Get Ultimate Control Over Your Cloud Access. Many technology success stories leave behind unintended consequences. One ideal example would be virtualization. Virtualization has provided us with unprecedented hardware resource utilization. One impressive thing about it is that it has radically transformed a provisioning process by reducing the time taken for the process to minutes instead of months. The speed and flexibility provided by virtualization were unimaginable then, and it also paved a strong foundation for platforms for both private as well as public clouds. The prevalence of public and private cloud platforms today is thus thankful for the success of virtualization.
It is that level of access and speed to public clouds that delivered the capability to circumvent established processes; in another word, it gave rise to “shadow IT”. Cloud anarchy has delivered many useful technical features as compared to “shadow IT”. IT, in any sense, has failed in getting control over what is being deployed and by who and where. Get Ultimate Control Your Cloud Access However, in the case of a cloud management platform, one good thing about it is that it can apply governance without compromising on either speed or flexibility; and that is what organizations are demanding nowadays – A secure and well-governed business environment.

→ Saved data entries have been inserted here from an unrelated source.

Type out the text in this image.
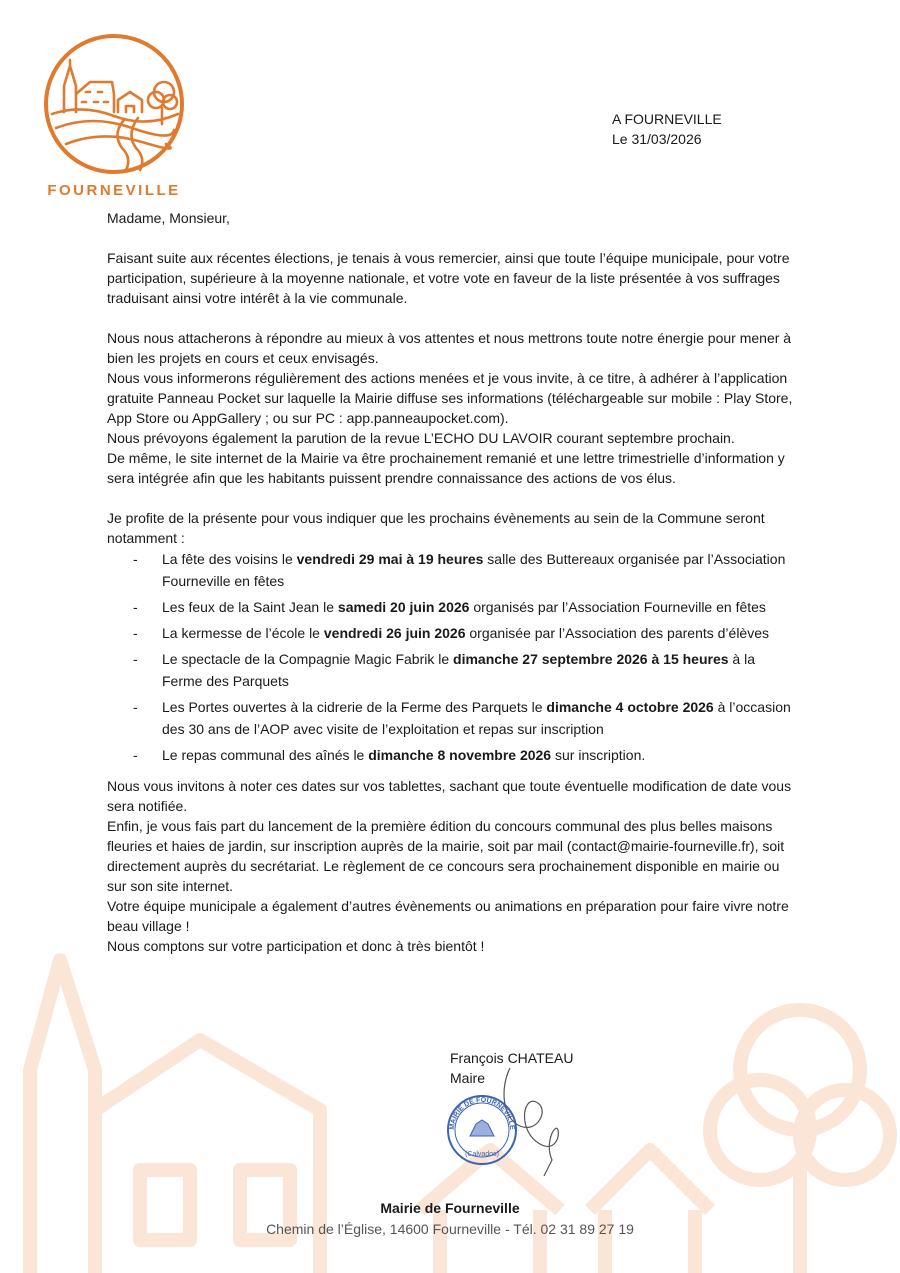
FOURNEVILLE
A FOURNEVILLE
Le 31/03/2026

Madame, Monsieur,

Faisant suite aux récentes élections, je tenais à vous remercier, ainsi que toute l’équipe municipale, pour votre participation, supérieure à la moyenne nationale, et votre vote en faveur de la liste présentée à vos suffrages traduisant ainsi votre intérêt à la vie communale.

Nous nous attacherons à répondre au mieux à vos attentes et nous mettrons toute notre énergie pour mener à bien les projets en cours et ceux envisagés.

Nous vous informerons régulièrement des actions menées et je vous invite, à ce titre, à adhérer à l’application gratuite Panneau Pocket sur laquelle la Mairie diffuse ses informations (téléchargeable sur mobile : Play Store, App Store ou AppGallery ; ou sur PC : app.panneaupocket.com).

Nous prévoyons également la parution de la revue L’ECHO DU LAVOIR courant septembre prochain.

De même, le site internet de la Mairie va être prochainement remanié et une lettre trimestrielle d’information y sera intégrée afin que les habitants puissent prendre connaissance des actions de vos élus.

Je profite de la présente pour vous indiquer que les prochains évènements au sein de la Commune seront notamment :

- La fête des voisins le vendredi 29 mai à 19 heures salle des Buttereaux organisée par l’Association Fourneville en fêtes
- Les feux de la Saint Jean le samedi 20 juin 2026 organisés par l’Association Fourneville en fêtes
- La kermesse de l’école le vendredi 26 juin 2026 organisée par l’Association des parents d’élèves
- Le spectacle de la Compagnie Magic Fabrik le dimanche 27 septembre 2026 à 15 heures à la Ferme des Parquets
- Les Portes ouvertes à la cidrerie de la Ferme des Parquets le dimanche 4 octobre 2026 à l’occasion des 30 ans de l’AOP avec visite de l’exploitation et repas sur inscription
- Le repas communal des aînés le dimanche 8 novembre 2026 sur inscription.

Nous vous invitons à noter ces dates sur vos tablettes, sachant que toute éventuelle modification de date vous sera notifiée.

Enfin, je vous fais part du lancement de la première édition du concours communal des plus belles maisons fleuries et haies de jardin, sur inscription auprès de la mairie, soit par mail (contact@mairie-fourneville.fr), soit directement auprès du secrétariat. Le règlement de ce concours sera prochainement disponible en mairie ou sur son site internet.

Votre équipe municipale a également d’autres évènements ou animations en préparation pour faire vivre notre beau village !

Nous comptons sur votre participation et donc à très bientôt !

MAIRIE DE FOURNEVILLE
(Calvados)
François CHATEAU
Maire
Mairie de Fourneville
Chemin de l’Église, 14600 Fourneville - Tél. 02 31 89 27 19
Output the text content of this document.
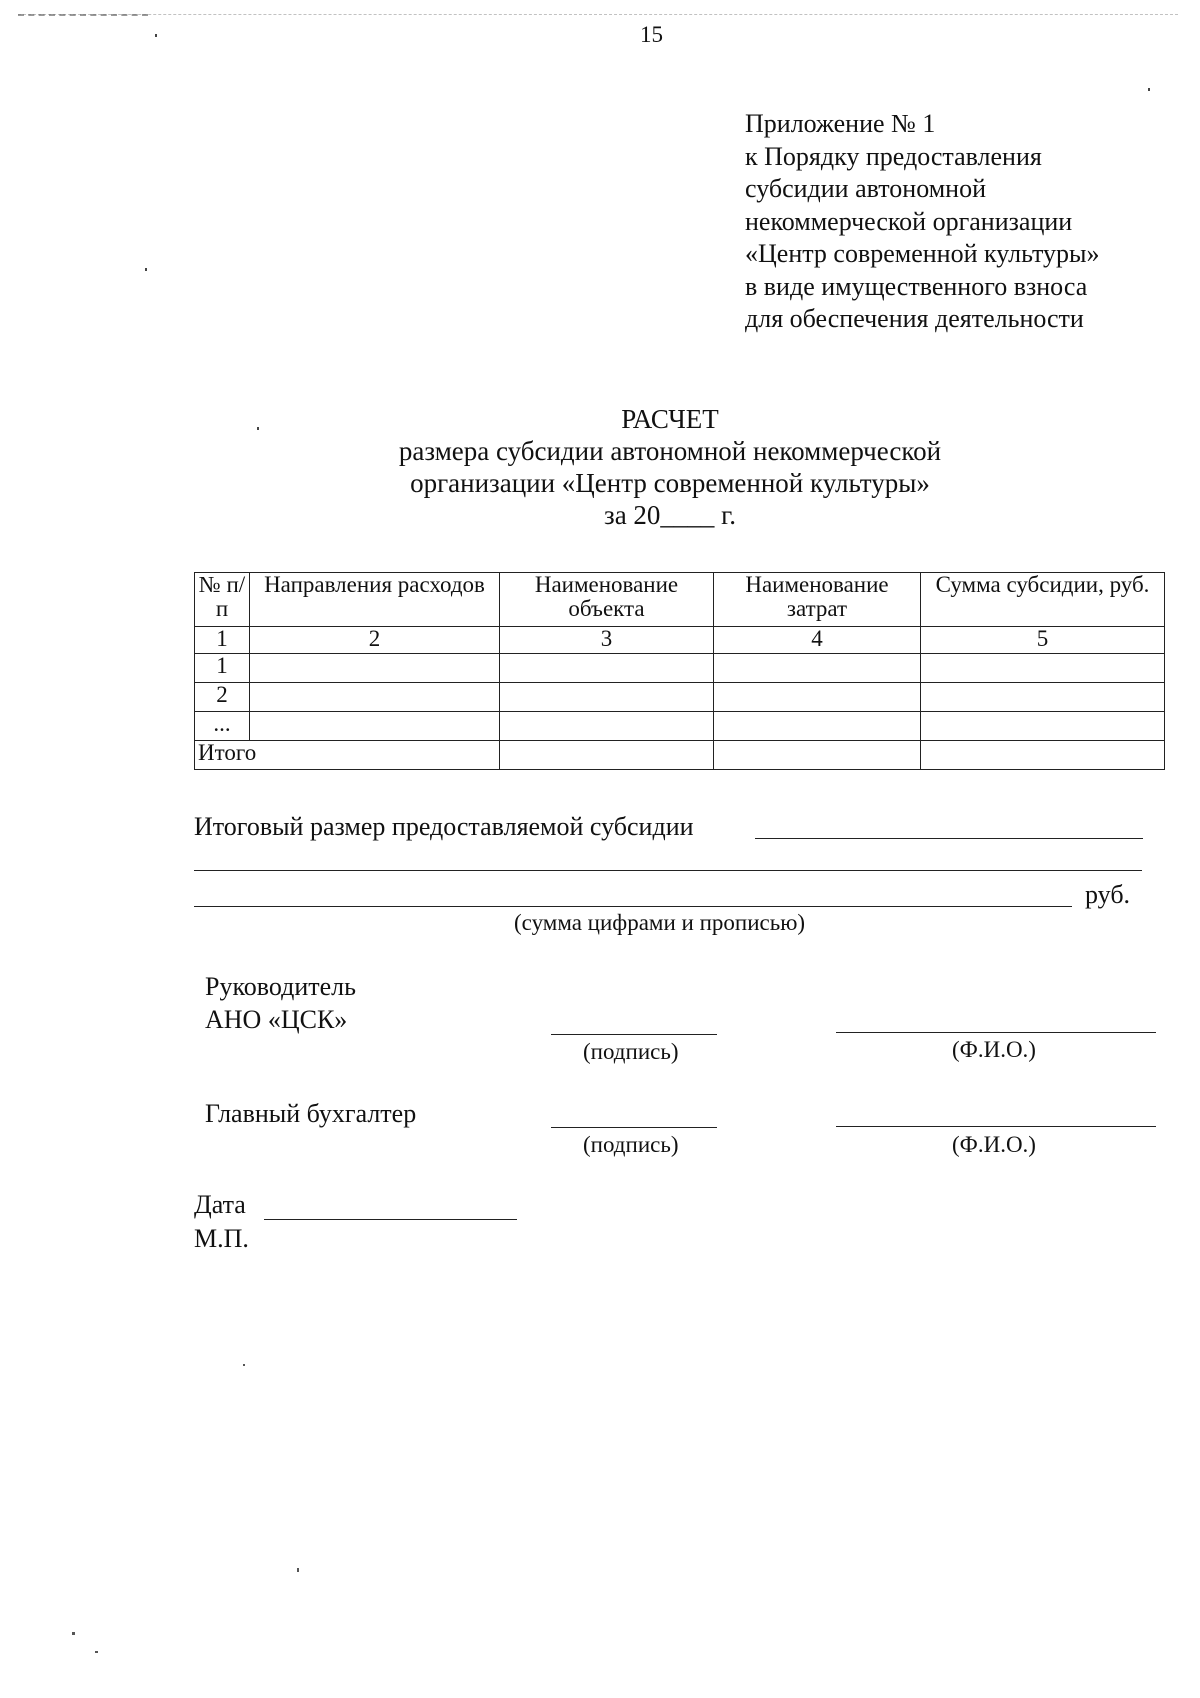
15
Приложение № 1
к Порядку предоставления
субсидии автономной
некоммерческой организации
«Центр современной культуры»
в виде имущественного взноса
для обеспечения деятельности
РАСЧЕТ
размера субсидии автономной некоммерческой
организации «Центр современной культуры»
за 20____ г.
№ п/п	Направления расходов	Наименование объекта	Наименование затрат	Сумма субсидии, руб.
1	2	3	4	5
1				
2				
...				
Итого				
Итоговый размер предоставляемой субсидии
руб.
(сумма цифрами и прописью)
Руководитель
АНО «ЦСК»
(подпись)	(Ф.И.О.)
Главный бухгалтер
(подпись)	(Ф.И.О.)
Дата
М.П.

Given the cloud’s ability to apply governance, it is curious to see what such ideal governance looks like. Organizations often remain in dilemma over how to exert control over cloud access; the following section highlights vital steps to implement ideal governance and prevent could anarchy with respect to public cloud usage.
Minimize the Friction
IT department in any organization should ensure that the governance they are implying should have less associated friction as compared to circumventing. There is a high chance of shadow IT to persist if an internal IT system remains complex and challenging for provisioning cloud workloads. In order to prevent shadow IT from persisting, organizations should choose a cloud management platform that can easily integrate with present single sign-on solutions, it also spares users from creating and remembering new login ids. Many organizations also make use of existing group definitions from their respective directory server. The aim should be of avoiding the creation of those fundamental pieces in two different places.
A Cloud Abstraction
Apart from clubbing users into groups, organizations should utilize its cloud management platform to club their cloud regions into numerous groups. This clubbing makes it convenient to implement access control lists to the cloud’s different logical segments. Such a level of abstraction should incorporate account-level separation in the cloud.
For instance, if an organization wishes two separate constituents to use the cloud services of its respective service provider, then it can enable one group, being tied to its core IT billing credit card, to use cloud services, and enabling another group, being tied to a line-of-business credit card, to use cloud services. That way, an organization can enforce required flexibility through that level of cardinality by creating separate cloud groups and granting users access to those different constituents.
Develop a Service Catalog
With the aim to accommodate different technical levels, create a familiar, easy-to-use interface or service catalog. In many ways, it provides workflow approval tooling as an integral part of the deployment process. Such a comprehensive service catalog enables admin officers to deny or allow access to numerous individual applications for deployment. Moreover, it also ensures strict following of a management approval process prior to the provisioning of resources on cloud platforms.
Role-based Access
Operational teams across global enterprises are demanding access to both public and private cloud infrastructures in order to make well-informed, intelligent decisions regarding subject matters such as private could capacity, data security, and data gravity. It empowers IT departments to quickly change and customize access provided that they have followed the necessary steps to implement authorization, abstractions, authentications, and service catalogs narrated before.
Usage Tracking with Billing and Metering
Organizations are required to create an ideal balance involving the creation of separate cloud accounts for different individual users and tracking total expenditure on cloud accounts. Popular cloud management platforms are offering a system through which IT administrators can track application deployments on a group or individual basis; the platforms also allow internal metering mapping to a single cloud account. This metering allows central IT departments to reduce cloud account administration and delivers granular account usage reconciliation; this reconciliation then becomes integrated into a broader internal chargeback mechanism.
Organizations should focus on implementing a governance solution that can provide on-demand provisioning, and self-service in a well-organized manner offering granular billing and metering. Benefits associated with the governance that includes role-based access assignments, cloud abstractions, authentications/authorizations, service catalogs, and cost tracking are simply incredible.